Liquid and gas mixtures have to be phase separated in order to remove liquid droplets from industrial gas streams to satisfy environmental standards (e.g., radioactive water from steam at nuclear power plants) or to purify gas streams, increase liquid recovery, and to protect rotating equipment located downstream (e.g., oil processing facilities, engine air intakes, gas processing plants). A complete phase separation will eventually occur without employing any mechanical devices given the effects of gravity and long contact times; however, to accelerate this process several separation techniques have been proposed. These techniques operate based on one or more physical forces accelerating fluid separation, such as inertial, gravitational, diffussional, centrifugal and electrostatic. Mechanical equipment operating on these principles include impingement separators (baffle, wire mesh, vanes), cyclones, knock-out pots, and filters, as described in U.S. Pat. No. 6,017,377, and wet precipitators, as described in U.S. Pat. No. 5,843,210.

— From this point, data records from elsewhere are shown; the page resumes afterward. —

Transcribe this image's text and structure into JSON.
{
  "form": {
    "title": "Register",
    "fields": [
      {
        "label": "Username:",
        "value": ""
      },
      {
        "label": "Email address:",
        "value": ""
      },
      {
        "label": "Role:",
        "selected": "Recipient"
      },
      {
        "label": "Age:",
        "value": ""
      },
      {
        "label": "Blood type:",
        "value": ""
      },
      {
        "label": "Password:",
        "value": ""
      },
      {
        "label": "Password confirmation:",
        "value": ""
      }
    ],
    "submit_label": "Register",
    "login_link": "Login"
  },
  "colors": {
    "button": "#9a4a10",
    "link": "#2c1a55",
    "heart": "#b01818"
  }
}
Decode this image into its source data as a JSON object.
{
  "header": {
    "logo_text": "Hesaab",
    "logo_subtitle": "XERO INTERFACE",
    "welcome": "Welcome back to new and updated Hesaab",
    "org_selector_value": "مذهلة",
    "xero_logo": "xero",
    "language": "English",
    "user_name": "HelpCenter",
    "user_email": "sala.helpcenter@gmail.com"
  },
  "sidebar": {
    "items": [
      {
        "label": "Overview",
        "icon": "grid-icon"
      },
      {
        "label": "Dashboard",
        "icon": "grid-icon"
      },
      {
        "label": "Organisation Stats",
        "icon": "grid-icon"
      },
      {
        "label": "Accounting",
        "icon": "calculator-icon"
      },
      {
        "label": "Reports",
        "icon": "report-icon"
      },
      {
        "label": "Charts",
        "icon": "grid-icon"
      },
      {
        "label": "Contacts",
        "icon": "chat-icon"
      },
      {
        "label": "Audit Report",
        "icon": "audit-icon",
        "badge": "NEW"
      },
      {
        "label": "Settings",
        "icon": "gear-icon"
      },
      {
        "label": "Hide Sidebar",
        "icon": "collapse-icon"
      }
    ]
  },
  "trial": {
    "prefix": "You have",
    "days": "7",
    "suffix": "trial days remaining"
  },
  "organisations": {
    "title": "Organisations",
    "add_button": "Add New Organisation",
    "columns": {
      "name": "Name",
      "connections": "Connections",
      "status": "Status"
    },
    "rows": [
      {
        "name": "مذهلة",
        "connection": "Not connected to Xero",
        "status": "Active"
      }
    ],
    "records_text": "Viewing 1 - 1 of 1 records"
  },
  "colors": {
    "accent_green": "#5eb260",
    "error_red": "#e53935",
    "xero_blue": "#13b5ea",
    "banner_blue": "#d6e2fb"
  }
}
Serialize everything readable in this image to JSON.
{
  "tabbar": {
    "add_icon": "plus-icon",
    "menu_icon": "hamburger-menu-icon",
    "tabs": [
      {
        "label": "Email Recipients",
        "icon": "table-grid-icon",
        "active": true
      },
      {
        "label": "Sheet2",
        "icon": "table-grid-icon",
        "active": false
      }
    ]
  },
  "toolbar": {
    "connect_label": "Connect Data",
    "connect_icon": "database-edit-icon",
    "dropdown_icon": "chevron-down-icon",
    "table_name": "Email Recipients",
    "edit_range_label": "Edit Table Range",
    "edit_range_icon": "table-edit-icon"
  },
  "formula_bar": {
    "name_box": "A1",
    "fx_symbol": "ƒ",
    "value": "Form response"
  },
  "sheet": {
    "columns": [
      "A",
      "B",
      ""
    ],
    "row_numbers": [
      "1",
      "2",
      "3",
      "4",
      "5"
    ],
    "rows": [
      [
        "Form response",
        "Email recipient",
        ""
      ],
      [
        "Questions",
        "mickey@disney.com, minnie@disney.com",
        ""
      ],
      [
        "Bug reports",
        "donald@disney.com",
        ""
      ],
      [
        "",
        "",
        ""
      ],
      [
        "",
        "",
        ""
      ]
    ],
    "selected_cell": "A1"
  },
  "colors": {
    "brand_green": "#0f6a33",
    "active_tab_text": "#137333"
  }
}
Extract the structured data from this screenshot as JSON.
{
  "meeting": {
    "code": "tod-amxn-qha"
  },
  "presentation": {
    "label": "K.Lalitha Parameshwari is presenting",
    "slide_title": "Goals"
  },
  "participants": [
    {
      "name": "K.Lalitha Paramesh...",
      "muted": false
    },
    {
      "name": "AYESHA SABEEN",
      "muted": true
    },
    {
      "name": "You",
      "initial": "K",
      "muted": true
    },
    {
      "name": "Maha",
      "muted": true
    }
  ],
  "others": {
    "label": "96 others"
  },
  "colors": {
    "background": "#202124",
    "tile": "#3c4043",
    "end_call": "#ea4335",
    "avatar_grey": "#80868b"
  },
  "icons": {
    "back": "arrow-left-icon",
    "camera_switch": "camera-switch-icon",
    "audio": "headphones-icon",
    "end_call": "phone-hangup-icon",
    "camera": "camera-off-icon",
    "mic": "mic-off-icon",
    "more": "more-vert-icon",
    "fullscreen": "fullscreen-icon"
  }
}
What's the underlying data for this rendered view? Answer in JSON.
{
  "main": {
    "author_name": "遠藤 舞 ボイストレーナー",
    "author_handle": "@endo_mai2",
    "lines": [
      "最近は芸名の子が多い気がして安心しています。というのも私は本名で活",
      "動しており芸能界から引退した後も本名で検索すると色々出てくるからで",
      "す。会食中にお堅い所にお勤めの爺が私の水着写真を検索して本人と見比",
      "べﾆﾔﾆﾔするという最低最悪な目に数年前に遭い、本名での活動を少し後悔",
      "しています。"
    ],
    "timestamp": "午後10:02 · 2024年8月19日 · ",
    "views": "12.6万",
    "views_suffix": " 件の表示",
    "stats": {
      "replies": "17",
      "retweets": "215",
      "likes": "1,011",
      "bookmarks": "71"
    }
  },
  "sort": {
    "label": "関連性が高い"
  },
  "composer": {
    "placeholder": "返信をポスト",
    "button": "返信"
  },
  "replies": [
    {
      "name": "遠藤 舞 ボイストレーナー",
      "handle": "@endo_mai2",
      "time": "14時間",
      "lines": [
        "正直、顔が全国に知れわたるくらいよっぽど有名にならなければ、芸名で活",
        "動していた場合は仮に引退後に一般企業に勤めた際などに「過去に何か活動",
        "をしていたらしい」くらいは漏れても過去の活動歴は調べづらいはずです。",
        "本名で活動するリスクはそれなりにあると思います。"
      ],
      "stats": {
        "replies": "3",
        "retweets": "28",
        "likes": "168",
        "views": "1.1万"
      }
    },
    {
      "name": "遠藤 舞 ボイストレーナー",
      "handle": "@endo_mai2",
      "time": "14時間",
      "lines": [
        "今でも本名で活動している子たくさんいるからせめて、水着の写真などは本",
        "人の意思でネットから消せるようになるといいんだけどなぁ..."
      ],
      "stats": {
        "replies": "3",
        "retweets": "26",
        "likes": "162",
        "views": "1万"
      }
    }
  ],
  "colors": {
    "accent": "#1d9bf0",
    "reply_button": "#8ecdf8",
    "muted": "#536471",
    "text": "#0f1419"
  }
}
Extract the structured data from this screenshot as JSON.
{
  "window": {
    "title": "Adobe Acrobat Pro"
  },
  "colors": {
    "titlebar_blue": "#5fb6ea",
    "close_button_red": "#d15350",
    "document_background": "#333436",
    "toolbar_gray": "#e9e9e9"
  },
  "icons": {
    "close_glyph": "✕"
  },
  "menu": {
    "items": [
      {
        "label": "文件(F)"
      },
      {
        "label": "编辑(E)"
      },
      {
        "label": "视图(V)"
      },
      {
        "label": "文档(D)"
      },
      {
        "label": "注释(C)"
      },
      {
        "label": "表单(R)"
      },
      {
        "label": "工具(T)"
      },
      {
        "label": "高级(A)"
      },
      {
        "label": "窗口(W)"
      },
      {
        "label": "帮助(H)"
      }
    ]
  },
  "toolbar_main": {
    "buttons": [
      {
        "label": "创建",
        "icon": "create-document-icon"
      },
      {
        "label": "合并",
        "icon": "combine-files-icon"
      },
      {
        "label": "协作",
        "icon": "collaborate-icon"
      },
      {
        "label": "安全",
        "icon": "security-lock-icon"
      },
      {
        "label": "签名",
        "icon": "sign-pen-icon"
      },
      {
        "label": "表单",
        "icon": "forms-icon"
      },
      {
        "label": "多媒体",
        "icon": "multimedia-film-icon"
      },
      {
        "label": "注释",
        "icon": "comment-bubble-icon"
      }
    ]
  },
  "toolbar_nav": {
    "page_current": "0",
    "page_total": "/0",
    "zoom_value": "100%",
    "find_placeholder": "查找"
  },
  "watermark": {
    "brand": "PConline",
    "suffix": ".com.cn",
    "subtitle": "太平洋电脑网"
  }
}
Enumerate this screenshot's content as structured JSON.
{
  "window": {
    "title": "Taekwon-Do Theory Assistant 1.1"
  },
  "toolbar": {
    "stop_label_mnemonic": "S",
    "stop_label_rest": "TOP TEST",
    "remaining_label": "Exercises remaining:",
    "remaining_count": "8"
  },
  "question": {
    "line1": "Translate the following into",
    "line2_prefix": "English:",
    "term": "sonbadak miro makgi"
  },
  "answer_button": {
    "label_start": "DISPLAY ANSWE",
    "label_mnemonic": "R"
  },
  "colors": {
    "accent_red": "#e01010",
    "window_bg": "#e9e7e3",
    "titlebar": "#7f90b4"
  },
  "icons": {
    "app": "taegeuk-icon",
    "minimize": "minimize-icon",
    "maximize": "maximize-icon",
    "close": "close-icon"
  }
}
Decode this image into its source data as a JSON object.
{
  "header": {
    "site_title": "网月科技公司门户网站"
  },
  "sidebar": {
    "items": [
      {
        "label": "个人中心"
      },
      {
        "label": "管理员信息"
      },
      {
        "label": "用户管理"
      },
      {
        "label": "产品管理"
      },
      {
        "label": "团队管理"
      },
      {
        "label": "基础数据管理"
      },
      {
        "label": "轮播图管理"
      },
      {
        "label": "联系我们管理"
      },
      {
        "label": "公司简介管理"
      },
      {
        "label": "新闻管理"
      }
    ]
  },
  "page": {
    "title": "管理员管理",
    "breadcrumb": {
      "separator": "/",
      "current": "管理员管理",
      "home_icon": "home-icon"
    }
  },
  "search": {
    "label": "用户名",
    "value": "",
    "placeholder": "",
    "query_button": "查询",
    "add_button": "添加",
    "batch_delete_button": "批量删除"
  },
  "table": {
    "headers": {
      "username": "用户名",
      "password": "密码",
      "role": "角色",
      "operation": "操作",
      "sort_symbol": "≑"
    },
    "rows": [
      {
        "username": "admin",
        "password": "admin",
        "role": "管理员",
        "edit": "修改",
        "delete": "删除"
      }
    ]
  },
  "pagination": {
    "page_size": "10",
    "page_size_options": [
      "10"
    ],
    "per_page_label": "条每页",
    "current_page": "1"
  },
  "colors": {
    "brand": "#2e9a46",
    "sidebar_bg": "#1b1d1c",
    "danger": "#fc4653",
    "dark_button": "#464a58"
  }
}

The above separation techniques are selected based on the liquid collection efficiency requirement, gas flow rate and liquid loading, solid deposition tolerance, pressure drop, and capital cost. There is a need to develop liquid/gas separators that will achieve high level of liquid removal efficiency and throughput and at the same time minimize the amount of energy that is required to treat the gas (pressure drop) and minimize capital cost.
One of the most widely used gas/liquid separators are impingement separators. The basic elements of impingement separators are strategically located devices (targets) on which liquid droplets collide. The simplest impingement separators consist of a baffle or disk inserted against the vessel inlet. These separators provide low droplet removal efficiency but can remove bulk of the liquid entering the vessel. To improve efficiency and recovery of smaller droplets more sophisticated impingement separators have been developed. One type of these devices is vane-type separator that consists of parallel plates (see, e.g., U.S. Pat. Nos. 4,581,051 and 4,557,740) that are straight or bent creating flow channels. Typically, the channels are of uniform cross section across their entire length (see, e.g., U.S. Pat. No. 5,972,062). In these devices, liquid droplets present in the gas stream impinge on the plates due to inertia of the droplets and collect on the vane surfaces in the form of a film of liquid. This liquid film (recovered liquid) drains down the vane into the collection devices without re-entrainment. The channels also can be arranged radially using serpentine vanes (see, e.g., U.S. Pat. No. 5,112,375).
With reference now to FIG. 1, shown is a chevron-style impingement vane bundle or pack 10. As shown, chevron-style impingement vane bundles 10 include vanes 12 affixed to (e.g., welded) inside boxing 14. Two concavely-curved, horizontal plates or outlet baffles 16 are affixed to (e.g., welded) to the boxing 14, channeling the flow of gas so that the gas only flows through the vanes 12 from the inlet-side 18 of the vane bundle 10 towards the outlet-side 20 of the vane bundle 10 and to the outlet nozzle of the separator vessel (not shown). The boxing 14 and the outlet baffles 16 may be welded or otherwise affixed to the separator vessel walls to secure the vane bundle 10 to the separator vessel. The outlet baffles 16 are curved to fit the separator vessel walls and block the vertical flow of gas on the outlet-side 20 of the vane bundle 10. The area formed on the outlet-side of the vane bundle 10, between the vanes 12, outlet baffles 16 and the interior wall of the separator vessel may be referred to as the outlet chord area.
Chevron-style impingement vanes bundles 10 are widely used for the separation of liquid phase droplets from industrial gas streams. Often such vane bundles 10 are employed in vertical vessels in which the gas stream is directed to the vane bundle 10 from either below of from above the vane bundle 10. Several factors limit the amount of gas that can be fed to a given vane bundle 10 without encountering localized flooding in the vane pack 10 and liquid carryover from the separator.
One of these factors is the inlet chord area available between the vane boxing 14 edge on inlet-side 18 of the vane pack 10 and the interior wall of the vessel (not shown). If velocities in this chord area exceed certain values, the gas stream will not disperse itself evenly across the vane bundle 10 and flooding and carryover will occur. To increase the available chord area, vane packs 10 have been placed off center of the vessel centerline, towards the outlet nozzle of the separator vessel. This is done as the inlet chord area is more important to separator performance than is the outlet chord area.
There is a need to increase the inlet chord area even further to increase the amount of gas that can be fed to a given vane bundle without encountering localized flooding in the vane pack and liquid carryover from the separator.